If you are a “qualified purchaser,” you must pay your use tax due by filing your return for the previous calendar year by April 15.

If you are not required to have a seller's permit or a use tax account you must pay use tax in one of the following ways.

  • The easiest way to report and pay the use tax is on your California state income tax return. Follow the instructions included with your income tax return. Complete the worksheet included in those instructions to determine the amount of your use tax liability. As part of reporting use tax on the State Income Tax Return, you may also choose to use a Use Tax Lookup Table.

    OR
  • Pay Use Tax directly to the State Board of Equalization by using the BOE's electronic registration system;

“Qualified purchasers” under Revenue and Taxation Code section 6225 are business operations that must register with BOE to report and pay use tax owed. A "qualified purchaser" means a person that meets all of the following conditions:

  • The person receives at least $100,000 in gross receipts from business operations per calendar year. Note: Gross receipts are the total of all receipts from both in-state and out-of-state business operations
  • The person is not required to hold a seller's permit or certificate of registration for use tax (under section 6226 of the Revenue and Taxation Code)
  • The person is not a holder of a use tax direct payment permit as described in section 7051.3 of the Revenue and Taxation Code
  • The person is not otherwise registered with the BOE to report use tax

Sales Tax vs. Use Tax: What’s the Difference?

Tax collected by the retailer here in California is called sales tax, and the retailer is responsible for reporting and paying the tax to the state. When an out-of-state or online retailer doesn't collect the tax for an item delivered to California, the purchaser may owe "use tax," which is simply a tax on the use, storage, or consumption of personal property in California.

Exempt Items

Items that are exempt from sales tax are exempt from use tax as well. Use tax liabilities are often created by internet or mail order purchases with out-of-state retailers not required to collect the tax. Be sure to review your receipts from Internet and other out-of-state purchases to determine if tax was charged.

Why Is There a Use Tax?

The use tax, which was created in July 1935, is a companion to California's sales tax that is designed to level the playing field between in-state retailers who are required to collect tax, and some out-of-state retailers who are not. Use tax, just like sales tax, goes to fund state and local services throughout California.

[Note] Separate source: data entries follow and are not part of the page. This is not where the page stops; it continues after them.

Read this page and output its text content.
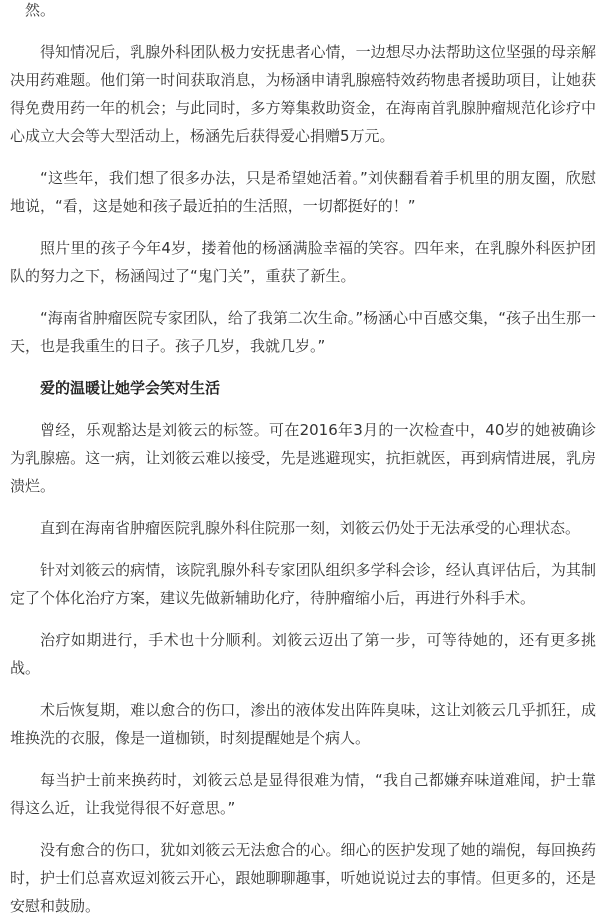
然。

得知情况后，乳腺外科团队极力安抚患者心情，一边想尽办法帮助这位坚强的母亲解决用药难题。他们第一时间获取消息，为杨涵申请乳腺癌特效药物患者援助项目，让她获得免费用药一年的机会；与此同时，多方筹集救助资金，在海南首乳腺肿瘤规范化诊疗中心成立大会等大型活动上，杨涵先后获得爱心捐赠5万元。

“这些年，我们想了很多办法，只是希望她活着。”刘侠翻看着手机里的朋友圈，欣慰地说，“看，这是她和孩子最近拍的生活照，一切都挺好的！”

照片里的孩子今年4岁，搂着他的杨涵满脸幸福的笑容。四年来，在乳腺外科医护团队的努力之下，杨涵闯过了“鬼门关”，重获了新生。

“海南省肿瘤医院专家团队，给了我第二次生命。”杨涵心中百感交集，“孩子出生那一天，也是我重生的日子。孩子几岁，我就几岁。”

爱的温暖让她学会笑对生活

曾经，乐观豁达是刘筱云的标签。可在2016年3月的一次检查中，40岁的她被确诊为乳腺癌。这一病，让刘筱云难以接受，先是逃避现实，抗拒就医，再到病情进展，乳房溃烂。

直到在海南省肿瘤医院乳腺外科住院那一刻，刘筱云仍处于无法承受的心理状态。

针对刘筱云的病情，该院乳腺外科专家团队组织多学科会诊，经认真评估后，为其制定了个体化治疗方案，建议先做新辅助化疗，待肿瘤缩小后，再进行外科手术。

治疗如期进行，手术也十分顺利。刘筱云迈出了第一步，可等待她的，还有更多挑战。

术后恢复期，难以愈合的伤口，渗出的液体发出阵阵臭味，这让刘筱云几乎抓狂，成堆换洗的衣服，像是一道枷锁，时刻提醒她是个病人。

每当护士前来换药时，刘筱云总是显得很难为情，“我自己都嫌弃味道难闻，护士靠得这么近，让我觉得很不好意思。”

没有愈合的伤口，犹如刘筱云无法愈合的心。细心的医护发现了她的端倪，每回换药时，护士们总喜欢逗刘筱云开心，跟她聊聊趣事，听她说说过去的事情。但更多的，还是安慰和鼓励。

What Kinds of Purchases Are Taxable?

For questions on whether a purchase is taxable read the California Use Tax Information, or call our Information Center at 800-400-7115 or TTY/TDD 800-735-2929.

How Do I Find My Local Tax Rate?

You can look up your local sales and use tax rate.

Vehicles, Vessels, and Aircraft

If you have questions on how to report and pay use tax on the purchase of vehicles, vessels, and aircraft, see our Tax Guide for Purchasers of Vehicles, Vessels, & Aircraft or refer to Publication 79, Documented Vessels and California Tax, or Publication 79-A, Aircraft and California Tax. The use tax due on these purchases cannot be reported on your California state income tax return.

Cigarette and Tobacco Products

If you are registered with the Board of Equalization as a cigarette and/or tobacco products consumer, your purchases of cigarette and tobacco products may not be reported on your sales and use tax return. If you need additional information, contact the Excise Taxes Division at 916-327-4208.

Foreign Purchases

Generally, use tax also applies to foreign purchases of tangible personal property brought into California for storage, use, or other consumption. More information about items brought into California through U. S. Customs is available online.